Cécile Wendling (AXA) : “La confiance devient endogame, et c’est un enjeu pour les assureurs”
Cécile Wendling (AXA) : “La confiance devient endogame, et c’est un enjeu pour les assureurs”
Entretien publié par mind Fintech le 6 mars 2019
Fin janvier 2019, AXA a publié son premier rapport public de prospective. Intitulé “Powering Fast Forward Thinking”, cette étude est un condensé du travail réalisé par le département prospective de l’assureur courant 2018. Entretien avec sa directrice, Cécile Wendling.
Quels sont les grands sujets de prospective qui vous ont occupée en 2018 ?
Nous avons travaillé sur l’avenir des inégalités et sur celui de l’alimentation. Dans tous les cas, nous cherchons à avoir une approche systémique du sujet. Si l’on prend celui de l’alimentation, par exemple, on pense à son impact sur la santé et à la façon dont on pourra gérer les risques associés. AXA assure aussi des agriculteurs : les évolutions environnementales et celles des modes d’alimentation auront certainement un impact sur leurs activités. Nous couvrons aussi des producteurs alimentaires, donc il faut réfléchir à ce que peuvent être les bonnes et mauvaises pratiques dans ces domaines, anticiper les risques qu’ils peuvent provoquer ou rencontrer, etc.
En pratique, qu’avez vous fait pour travailler sur ces sujets ? Comment fonctionne le département prospective d’AXA ?
La prospective est un travail de temps long. C’est aussi un travail transversal : nous étudions aussi bien les évolutions à l’intérieur qu’à l’extérieur de l’entreprise. Nous sommes une équipe de cinq personnes et nous essayons de détecter les signaux faibles de changements profonds à venir. Comme nous disposons de très peu de données pour évaluer ces signaux, nous utilisons surtout des modèles qualitatifs. Nous les alimentons de nos lectures de livres et d’études, de nos entretiens avec des experts, et de nos liens fréquents avec le fonds d’AXA pour la recherche, et les départements chargés de l’innovation, des risques émergents ou encore de la stratégie.

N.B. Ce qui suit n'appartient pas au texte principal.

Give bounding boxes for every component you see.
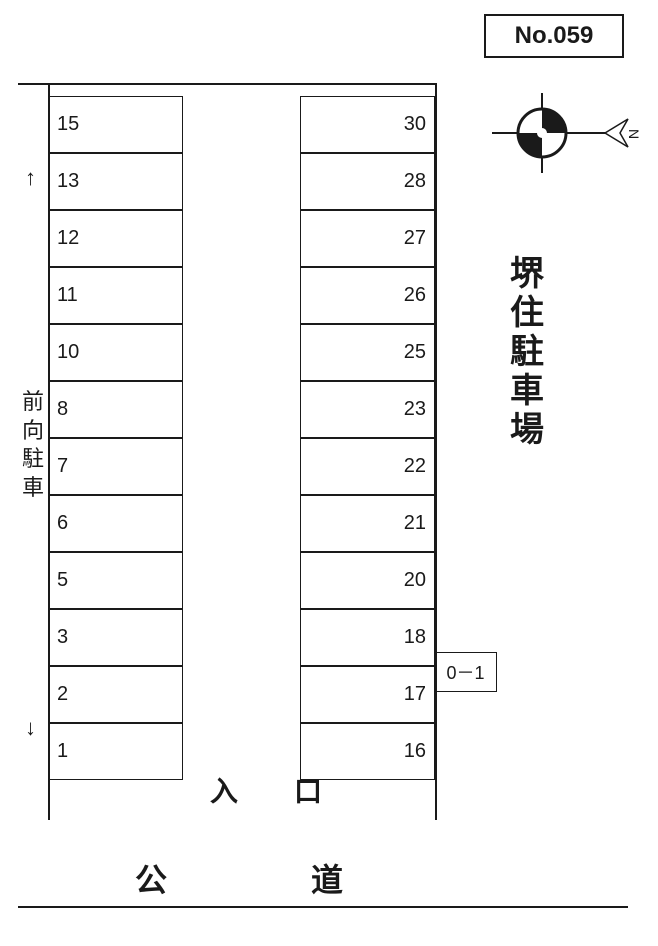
slot-number: 1 bbox=[57, 740, 68, 763]
parking-slot: 11 bbox=[48, 267, 183, 324]
parking-slot: 30 bbox=[300, 96, 435, 153]
number-box: No.059 bbox=[484, 14, 624, 58]
slot-number: 15 bbox=[57, 113, 79, 136]
slot-number: 16 bbox=[404, 740, 426, 763]
down-arrow: ↓ bbox=[25, 715, 36, 741]
slot-number: 12 bbox=[57, 227, 79, 250]
parking-slot: 18 bbox=[300, 609, 435, 666]
extra-slot-box: 0－1 bbox=[435, 652, 497, 692]
slot-number: 6 bbox=[57, 512, 68, 535]
parking-slot: 3 bbox=[48, 609, 183, 666]
parking-slot: 5 bbox=[48, 552, 183, 609]
entrance-label: 入 口 bbox=[210, 770, 336, 810]
parking-slot: 22 bbox=[300, 438, 435, 495]
top-boundary-line bbox=[18, 83, 435, 85]
parking-direction-note: 前 向 駐 車 bbox=[22, 388, 44, 502]
slot-number: 22 bbox=[404, 455, 426, 478]
parking-slot: 28 bbox=[300, 153, 435, 210]
slot-number: 2 bbox=[57, 683, 68, 706]
slot-number: 7 bbox=[57, 455, 68, 478]
up-arrow: ↑ bbox=[25, 165, 36, 191]
parking-slot: 8 bbox=[48, 381, 183, 438]
parking-slot: 21 bbox=[300, 495, 435, 552]
parking-slot: 10 bbox=[48, 324, 183, 381]
slot-number: 10 bbox=[57, 341, 79, 364]
slot-number: 8 bbox=[57, 398, 68, 421]
parking-slot: 2 bbox=[48, 666, 183, 723]
slot-number: 28 bbox=[404, 170, 426, 193]
parking-slot: 6 bbox=[48, 495, 183, 552]
slot-number: 17 bbox=[404, 683, 426, 706]
parking-slot: 25 bbox=[300, 324, 435, 381]
slot-number: 13 bbox=[57, 170, 79, 193]
parking-slot: 17 bbox=[300, 666, 435, 723]
number-label: No.059 bbox=[515, 22, 594, 50]
extra-slot-label: 0－1 bbox=[446, 659, 484, 685]
slot-number: 23 bbox=[404, 398, 426, 421]
slot-number: 3 bbox=[57, 626, 68, 649]
parking-slot: 23 bbox=[300, 381, 435, 438]
parking-slot: 7 bbox=[48, 438, 183, 495]
parking-slot: 26 bbox=[300, 267, 435, 324]
slot-number: 30 bbox=[404, 113, 426, 136]
parking-slot: 27 bbox=[300, 210, 435, 267]
bottom-boundary-line bbox=[18, 906, 628, 908]
slot-number: 27 bbox=[404, 227, 426, 250]
slot-number: 5 bbox=[57, 569, 68, 592]
slot-number: 25 bbox=[404, 341, 426, 364]
parking-slot: 13 bbox=[48, 153, 183, 210]
parking-lot-title: 堺 住 駐 車 場 bbox=[510, 255, 544, 450]
slot-number: 11 bbox=[57, 284, 78, 307]
slot-number: 18 bbox=[404, 626, 426, 649]
slot-number: 26 bbox=[404, 284, 426, 307]
road-label: 公 道 bbox=[135, 855, 355, 901]
parking-slot: 15 bbox=[48, 96, 183, 153]
right-boundary-line bbox=[435, 83, 437, 820]
svg-text:N: N bbox=[626, 129, 642, 139]
parking-slot: 20 bbox=[300, 552, 435, 609]
slot-number: 21 bbox=[404, 512, 426, 535]
parking-slot: 12 bbox=[48, 210, 183, 267]
parking-slot: 1 bbox=[48, 723, 183, 780]
compass-icon: N bbox=[480, 85, 645, 180]
slot-number: 20 bbox=[404, 569, 426, 592]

Nos échanges nous permettent d’identifier une liste de sujets dont on pense qu’ils vont le plus modifier le monde – et les activités de l’entreprise – à un horizon de dix ans. Cela nous permet de fournir deux études par an, destinées à un usage interne, dans lesquelles nous classons nos résultats en fonction des quatre volets chers à Axa : évolutions socio-économiques, environnement, santé et innovations technologiques. Récemment, nous avons aussi décidé de rendre une partie de notre travail publique car nous estimons qu’il peut être utile à tous. C’est la raison pour laquelle nous avons publié notre trendbook et que nous commençons à organiser des évènements.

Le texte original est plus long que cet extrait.